MELFI. Restano in carcere Giuseppe Cito e Luigi Libutti. Il Giudice per le indagini preliminari del tribunale di Melfi li ha interrogati questa mattina alle 12,30. Il 33enne e il 24enne accusati di essere i sicari che hanno ucciso con nove coltellate venerdì scorso in via Duca Degli Abruzzi Raffaele Scala erano assistiti dall’avvocato Giorgio Cassotta di Potenza.
Il Gip dopo averli interrogati ha predisposto per entrambi una ordinanza di custodia cautelare in carcere a Melfi. Tanti gli indizi a carico dei due che secondo le ultime indiscrezioni erano entrambi armati di coltello quando intorno alle 21 hanno aggredito il 38enne. Prima nella Fiat 500 e poi in strada fino a fare stramazzare al suolo Raffaele Scala.
La lite sarebbe iniziata in un bar del centro dove alcuni avventori li avrebbero visti discutere animatamente, ma nessuno poteva immaginare quanto sarebbe accaduto. Secondo le poche informazioni emerse Cito e Libutti avrebbero avuto un atteggiamento collaborativo davanti al Gip.
Sostanzialmente hanno confermato le dichiarazioni già rese davanti al pubblico ministero al momento del fermo. Intanto nella città adriatica questa mattina è arrivata la Scientifica che per diverse ore si è intrattenuta nella casa del 33enne Giuseppe Cito. Al vaglio diverse comparazioni tra le tracce ematiche rinvenute sul luogo del delitto e quanto ritrovato nelle abitazioni dei due indagati.

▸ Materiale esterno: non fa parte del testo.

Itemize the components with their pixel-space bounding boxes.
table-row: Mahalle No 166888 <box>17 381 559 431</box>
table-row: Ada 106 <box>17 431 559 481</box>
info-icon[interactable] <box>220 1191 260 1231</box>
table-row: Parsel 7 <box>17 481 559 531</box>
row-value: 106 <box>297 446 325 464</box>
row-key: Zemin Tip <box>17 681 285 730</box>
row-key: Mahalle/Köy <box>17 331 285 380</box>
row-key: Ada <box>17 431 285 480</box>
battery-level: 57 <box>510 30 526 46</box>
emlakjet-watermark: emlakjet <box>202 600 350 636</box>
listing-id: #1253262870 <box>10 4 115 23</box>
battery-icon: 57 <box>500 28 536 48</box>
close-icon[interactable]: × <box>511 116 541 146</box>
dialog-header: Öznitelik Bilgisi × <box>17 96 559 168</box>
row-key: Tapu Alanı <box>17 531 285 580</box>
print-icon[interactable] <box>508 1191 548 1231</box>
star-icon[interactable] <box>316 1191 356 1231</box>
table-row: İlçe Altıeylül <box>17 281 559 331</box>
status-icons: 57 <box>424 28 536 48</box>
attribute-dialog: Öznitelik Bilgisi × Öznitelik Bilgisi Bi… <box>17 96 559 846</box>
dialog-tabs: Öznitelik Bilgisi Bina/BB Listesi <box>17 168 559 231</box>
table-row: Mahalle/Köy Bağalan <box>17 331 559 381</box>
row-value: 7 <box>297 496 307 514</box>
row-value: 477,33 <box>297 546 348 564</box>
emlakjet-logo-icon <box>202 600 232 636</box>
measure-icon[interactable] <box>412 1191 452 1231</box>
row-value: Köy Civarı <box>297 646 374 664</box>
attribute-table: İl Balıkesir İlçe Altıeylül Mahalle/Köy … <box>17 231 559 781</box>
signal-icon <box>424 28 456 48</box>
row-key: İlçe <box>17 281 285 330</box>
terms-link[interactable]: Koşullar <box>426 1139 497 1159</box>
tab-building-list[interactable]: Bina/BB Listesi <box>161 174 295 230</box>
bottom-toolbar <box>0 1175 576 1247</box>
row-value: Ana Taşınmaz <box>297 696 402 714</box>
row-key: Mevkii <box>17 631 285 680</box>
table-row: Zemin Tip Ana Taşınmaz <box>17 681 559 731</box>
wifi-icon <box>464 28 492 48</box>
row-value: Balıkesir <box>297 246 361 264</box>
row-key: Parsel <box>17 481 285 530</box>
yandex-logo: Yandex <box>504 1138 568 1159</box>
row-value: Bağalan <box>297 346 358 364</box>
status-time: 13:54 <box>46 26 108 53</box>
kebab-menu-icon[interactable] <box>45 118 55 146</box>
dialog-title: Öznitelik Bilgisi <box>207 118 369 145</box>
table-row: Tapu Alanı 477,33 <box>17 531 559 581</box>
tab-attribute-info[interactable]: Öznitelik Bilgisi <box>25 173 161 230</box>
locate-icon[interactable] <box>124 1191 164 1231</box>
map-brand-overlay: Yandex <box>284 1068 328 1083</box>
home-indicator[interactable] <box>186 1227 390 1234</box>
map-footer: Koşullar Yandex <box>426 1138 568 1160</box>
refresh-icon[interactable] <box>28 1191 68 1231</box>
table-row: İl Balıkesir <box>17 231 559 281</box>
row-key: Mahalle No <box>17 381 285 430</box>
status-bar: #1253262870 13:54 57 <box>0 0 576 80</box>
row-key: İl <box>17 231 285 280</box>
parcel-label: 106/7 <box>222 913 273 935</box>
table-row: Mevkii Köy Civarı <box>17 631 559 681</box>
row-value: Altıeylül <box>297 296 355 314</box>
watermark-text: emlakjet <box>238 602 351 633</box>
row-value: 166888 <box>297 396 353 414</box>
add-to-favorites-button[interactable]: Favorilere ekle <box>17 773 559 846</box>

Si parla di due paia di guanti che non sarebbero stati utilizzati, di benzina, di alcuni vestiti parzialmente bruciati e di un paio di scarpe con tracce di sangue. Con il luminol forse gli investigatori sono stati in grado di accertare ulteriori particolari ma ovviamente tutto è coperto dal massimo riserbo.
Sempre in mattinata nella chiesa di San Pietro e Paolo si era tenuto il funerale di Raffaele Scala. C’erano pochi amici, i familiari e la ragazza affranta dal dolore. Al termine della funzione funebre il feretro è partito alla volta del cimitero di Napoli dove è stato tumulato. Per quanto riguarda Libutti e Cito l’accusa è di omicidio volontario anche se i magistrati stanno ipotizzando anche la premeditazione.
Il movente del delitto è riconducibile al prestito di denaro non restituito. Una vicenda che a quanto pare presenterebbe ancora tanti lati oscuri con le indagini che proseguono a ritmo serrato.